In a Reykjavik cafe, with her nine-month-old daughter and partner in tow, Freyja Steingrímsdóttir says the government need to create more places or extend leave. She works for BSRB, a federation of public worker unions in Iceland, so has a particular understanding of the current issues in childcare provision.
“What needs to happen is legislature that guarantees a child a place from the age of one – just as every six-year-old gets a place in elementary school. That would then require the state to give enough funding to the municipalities to be able to offer the right number of places.”
“Probably the next step will be the parental leave payments – it’s only 80%, and the cap hasn’t been changed in years.”
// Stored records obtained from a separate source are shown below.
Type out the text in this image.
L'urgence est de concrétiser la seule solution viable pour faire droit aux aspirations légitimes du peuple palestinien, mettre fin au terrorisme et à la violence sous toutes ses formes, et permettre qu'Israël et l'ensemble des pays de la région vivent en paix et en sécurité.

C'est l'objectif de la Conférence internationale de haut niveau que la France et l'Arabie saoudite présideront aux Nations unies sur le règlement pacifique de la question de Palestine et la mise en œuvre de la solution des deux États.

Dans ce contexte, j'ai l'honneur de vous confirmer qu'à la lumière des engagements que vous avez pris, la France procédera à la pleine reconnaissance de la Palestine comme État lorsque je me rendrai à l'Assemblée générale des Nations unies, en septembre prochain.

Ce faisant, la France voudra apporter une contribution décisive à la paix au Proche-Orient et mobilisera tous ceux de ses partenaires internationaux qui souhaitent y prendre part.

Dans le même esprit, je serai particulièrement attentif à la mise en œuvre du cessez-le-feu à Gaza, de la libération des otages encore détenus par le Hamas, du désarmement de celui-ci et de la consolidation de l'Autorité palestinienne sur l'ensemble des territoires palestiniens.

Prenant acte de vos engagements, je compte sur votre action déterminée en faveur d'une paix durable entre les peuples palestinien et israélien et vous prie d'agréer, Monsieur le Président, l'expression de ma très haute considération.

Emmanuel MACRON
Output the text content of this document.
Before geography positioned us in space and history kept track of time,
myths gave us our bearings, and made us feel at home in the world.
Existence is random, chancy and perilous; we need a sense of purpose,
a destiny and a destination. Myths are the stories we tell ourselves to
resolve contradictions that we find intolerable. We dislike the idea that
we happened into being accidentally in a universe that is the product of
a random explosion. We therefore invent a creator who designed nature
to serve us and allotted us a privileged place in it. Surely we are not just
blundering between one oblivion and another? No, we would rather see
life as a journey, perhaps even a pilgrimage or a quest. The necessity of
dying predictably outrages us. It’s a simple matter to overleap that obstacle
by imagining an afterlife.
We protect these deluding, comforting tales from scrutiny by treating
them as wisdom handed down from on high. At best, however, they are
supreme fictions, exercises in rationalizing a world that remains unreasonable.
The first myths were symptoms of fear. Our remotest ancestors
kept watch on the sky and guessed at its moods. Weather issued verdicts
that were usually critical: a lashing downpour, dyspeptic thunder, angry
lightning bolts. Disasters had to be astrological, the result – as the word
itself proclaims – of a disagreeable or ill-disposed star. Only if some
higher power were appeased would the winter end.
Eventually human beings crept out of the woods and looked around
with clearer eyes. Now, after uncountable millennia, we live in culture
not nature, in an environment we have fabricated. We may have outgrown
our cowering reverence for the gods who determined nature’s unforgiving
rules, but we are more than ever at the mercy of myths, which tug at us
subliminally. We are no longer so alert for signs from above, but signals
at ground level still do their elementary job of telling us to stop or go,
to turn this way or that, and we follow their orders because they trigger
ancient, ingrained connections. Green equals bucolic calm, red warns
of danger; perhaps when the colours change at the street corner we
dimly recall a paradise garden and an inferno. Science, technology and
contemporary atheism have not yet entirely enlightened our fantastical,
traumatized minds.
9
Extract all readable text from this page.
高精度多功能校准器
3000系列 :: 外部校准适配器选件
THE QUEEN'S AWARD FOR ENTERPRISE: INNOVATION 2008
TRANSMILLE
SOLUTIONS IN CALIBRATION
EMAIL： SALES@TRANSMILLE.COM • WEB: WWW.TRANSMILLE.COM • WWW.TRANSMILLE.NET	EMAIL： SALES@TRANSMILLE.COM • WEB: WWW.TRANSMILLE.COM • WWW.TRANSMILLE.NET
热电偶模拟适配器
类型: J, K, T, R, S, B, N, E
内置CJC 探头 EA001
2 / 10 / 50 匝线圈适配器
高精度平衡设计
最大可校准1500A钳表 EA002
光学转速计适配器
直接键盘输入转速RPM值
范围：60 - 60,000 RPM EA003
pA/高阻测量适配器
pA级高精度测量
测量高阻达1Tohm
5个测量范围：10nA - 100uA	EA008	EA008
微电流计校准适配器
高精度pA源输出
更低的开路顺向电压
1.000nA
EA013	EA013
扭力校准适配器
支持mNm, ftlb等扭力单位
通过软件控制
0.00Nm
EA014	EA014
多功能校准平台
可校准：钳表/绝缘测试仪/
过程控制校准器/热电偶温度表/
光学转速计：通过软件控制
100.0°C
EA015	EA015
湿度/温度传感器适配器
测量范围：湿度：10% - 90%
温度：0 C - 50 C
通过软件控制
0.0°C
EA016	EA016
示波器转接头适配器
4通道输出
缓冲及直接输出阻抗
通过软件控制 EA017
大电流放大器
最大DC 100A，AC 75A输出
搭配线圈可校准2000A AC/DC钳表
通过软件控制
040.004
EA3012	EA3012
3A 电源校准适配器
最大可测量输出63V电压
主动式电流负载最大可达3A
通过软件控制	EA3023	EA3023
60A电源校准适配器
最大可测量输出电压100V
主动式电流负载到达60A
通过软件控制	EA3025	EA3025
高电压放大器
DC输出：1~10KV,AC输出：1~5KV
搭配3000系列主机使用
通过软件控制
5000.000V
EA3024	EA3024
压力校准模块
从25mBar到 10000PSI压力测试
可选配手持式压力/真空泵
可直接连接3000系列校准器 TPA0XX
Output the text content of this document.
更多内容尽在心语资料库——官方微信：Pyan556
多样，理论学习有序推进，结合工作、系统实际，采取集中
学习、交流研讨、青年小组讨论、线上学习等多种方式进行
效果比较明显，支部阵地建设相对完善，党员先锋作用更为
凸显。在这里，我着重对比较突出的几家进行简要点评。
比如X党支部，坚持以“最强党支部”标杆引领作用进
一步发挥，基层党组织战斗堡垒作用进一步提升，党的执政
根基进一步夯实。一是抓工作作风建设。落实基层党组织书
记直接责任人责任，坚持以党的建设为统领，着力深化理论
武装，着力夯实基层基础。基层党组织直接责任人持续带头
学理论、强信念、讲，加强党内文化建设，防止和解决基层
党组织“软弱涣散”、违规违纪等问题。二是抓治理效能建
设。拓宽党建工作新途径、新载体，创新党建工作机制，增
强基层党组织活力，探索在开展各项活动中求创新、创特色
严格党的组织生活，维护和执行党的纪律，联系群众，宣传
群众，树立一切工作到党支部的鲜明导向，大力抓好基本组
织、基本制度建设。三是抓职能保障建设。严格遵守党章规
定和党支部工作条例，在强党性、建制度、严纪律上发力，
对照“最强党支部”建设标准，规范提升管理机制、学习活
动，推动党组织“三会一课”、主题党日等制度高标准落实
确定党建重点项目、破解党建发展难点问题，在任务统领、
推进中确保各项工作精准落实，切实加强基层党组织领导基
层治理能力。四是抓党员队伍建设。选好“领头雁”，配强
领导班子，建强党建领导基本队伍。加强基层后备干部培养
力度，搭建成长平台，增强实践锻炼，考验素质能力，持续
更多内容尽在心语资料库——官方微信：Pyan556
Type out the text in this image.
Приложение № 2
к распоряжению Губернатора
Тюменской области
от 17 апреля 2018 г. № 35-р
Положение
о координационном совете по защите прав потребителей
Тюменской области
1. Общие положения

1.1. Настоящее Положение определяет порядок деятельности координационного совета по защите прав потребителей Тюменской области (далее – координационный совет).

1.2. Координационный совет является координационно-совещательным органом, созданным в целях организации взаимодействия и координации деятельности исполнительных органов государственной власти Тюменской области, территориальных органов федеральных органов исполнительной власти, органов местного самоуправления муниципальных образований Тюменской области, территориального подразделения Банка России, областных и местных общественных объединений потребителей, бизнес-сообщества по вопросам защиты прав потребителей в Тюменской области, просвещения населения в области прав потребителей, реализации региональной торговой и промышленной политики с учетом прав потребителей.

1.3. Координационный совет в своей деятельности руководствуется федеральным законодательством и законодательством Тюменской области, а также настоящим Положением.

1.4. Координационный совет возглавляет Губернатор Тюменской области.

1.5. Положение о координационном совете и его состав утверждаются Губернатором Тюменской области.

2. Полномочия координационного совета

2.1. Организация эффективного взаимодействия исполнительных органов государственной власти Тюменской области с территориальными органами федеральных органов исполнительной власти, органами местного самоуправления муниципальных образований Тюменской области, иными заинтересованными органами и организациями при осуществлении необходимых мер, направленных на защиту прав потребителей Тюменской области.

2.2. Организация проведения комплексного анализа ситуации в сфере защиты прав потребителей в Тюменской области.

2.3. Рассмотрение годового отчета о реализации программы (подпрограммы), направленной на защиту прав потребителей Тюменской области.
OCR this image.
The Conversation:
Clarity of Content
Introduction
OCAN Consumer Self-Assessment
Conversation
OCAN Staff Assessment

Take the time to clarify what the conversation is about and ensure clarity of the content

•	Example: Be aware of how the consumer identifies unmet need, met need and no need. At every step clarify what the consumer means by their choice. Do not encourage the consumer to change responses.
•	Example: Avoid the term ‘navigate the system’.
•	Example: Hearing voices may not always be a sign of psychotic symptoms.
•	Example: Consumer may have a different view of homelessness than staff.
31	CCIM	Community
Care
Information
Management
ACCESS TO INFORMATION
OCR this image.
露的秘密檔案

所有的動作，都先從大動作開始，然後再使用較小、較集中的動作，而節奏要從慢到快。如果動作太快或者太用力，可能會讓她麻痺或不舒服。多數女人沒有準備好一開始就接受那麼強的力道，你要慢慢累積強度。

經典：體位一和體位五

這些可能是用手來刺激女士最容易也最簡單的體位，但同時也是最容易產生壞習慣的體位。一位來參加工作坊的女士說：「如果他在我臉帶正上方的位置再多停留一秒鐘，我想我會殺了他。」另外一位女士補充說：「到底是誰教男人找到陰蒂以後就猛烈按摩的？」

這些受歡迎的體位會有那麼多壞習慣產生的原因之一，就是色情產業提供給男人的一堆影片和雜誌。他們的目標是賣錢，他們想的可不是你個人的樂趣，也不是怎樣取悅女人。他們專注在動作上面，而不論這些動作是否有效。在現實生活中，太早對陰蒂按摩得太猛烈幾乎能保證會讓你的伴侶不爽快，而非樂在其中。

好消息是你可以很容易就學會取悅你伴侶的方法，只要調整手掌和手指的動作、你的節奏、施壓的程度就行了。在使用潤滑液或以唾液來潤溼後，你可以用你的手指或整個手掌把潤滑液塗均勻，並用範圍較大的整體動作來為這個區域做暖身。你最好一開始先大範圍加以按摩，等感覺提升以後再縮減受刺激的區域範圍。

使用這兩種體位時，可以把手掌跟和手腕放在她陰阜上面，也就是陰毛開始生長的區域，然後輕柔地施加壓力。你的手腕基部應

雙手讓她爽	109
It has only been two years since Iceland made major changes around paternity leave. In 2021, the period men could take went from four to six months. The move has largely been assessed as a success. Academics from the University of Iceland, Ásdís Arnalds and Guðný Eydal, say studies show parents are dividing the care of their children more equally. Surveys show a downward trend of mothers taking most of the responsibility. About 80% of men take paternity leave.
According to a recent academic paper, parents who had a child immediately after the fathers’ quota was introduced were considerably less likely to divorce than parents who had a child just before the law was implemented.
Men have spoken of the huge benefits of spending more time with their children. Björn Baldursson says he believes it helped his wife, who experienced postnatal depression with their first child. The 30-year-old air-traffic controller took little time off when his son was born but took six months with his daughter. “I saw a massive change in how I was feeling and developing as a father, but I also saw a change in my wife. I have been looking into it, and it lowers risk of postpartum depression if your partner is active.”
Dagný Pind, a legal adviser at the BSRB, says the next step is “to ensure that all children have access to good, affordable childcare after 12 months”.
In a negotiating round in May, the BSRB asked to reduce working hours for preschool staff each week, “and we managed that”. Pind adds: “The other [campaign] was to tackle the problem of pay inequality through re-evaluating work in female-dominated occupations. That work is ongoing.”
When asked whether they have the best childcare system in the world – often the perception of outsiders – many Icelandic parents say they are unsure. Perhaps it is a marker of how far they have come that they aren’t willing to accept anything less.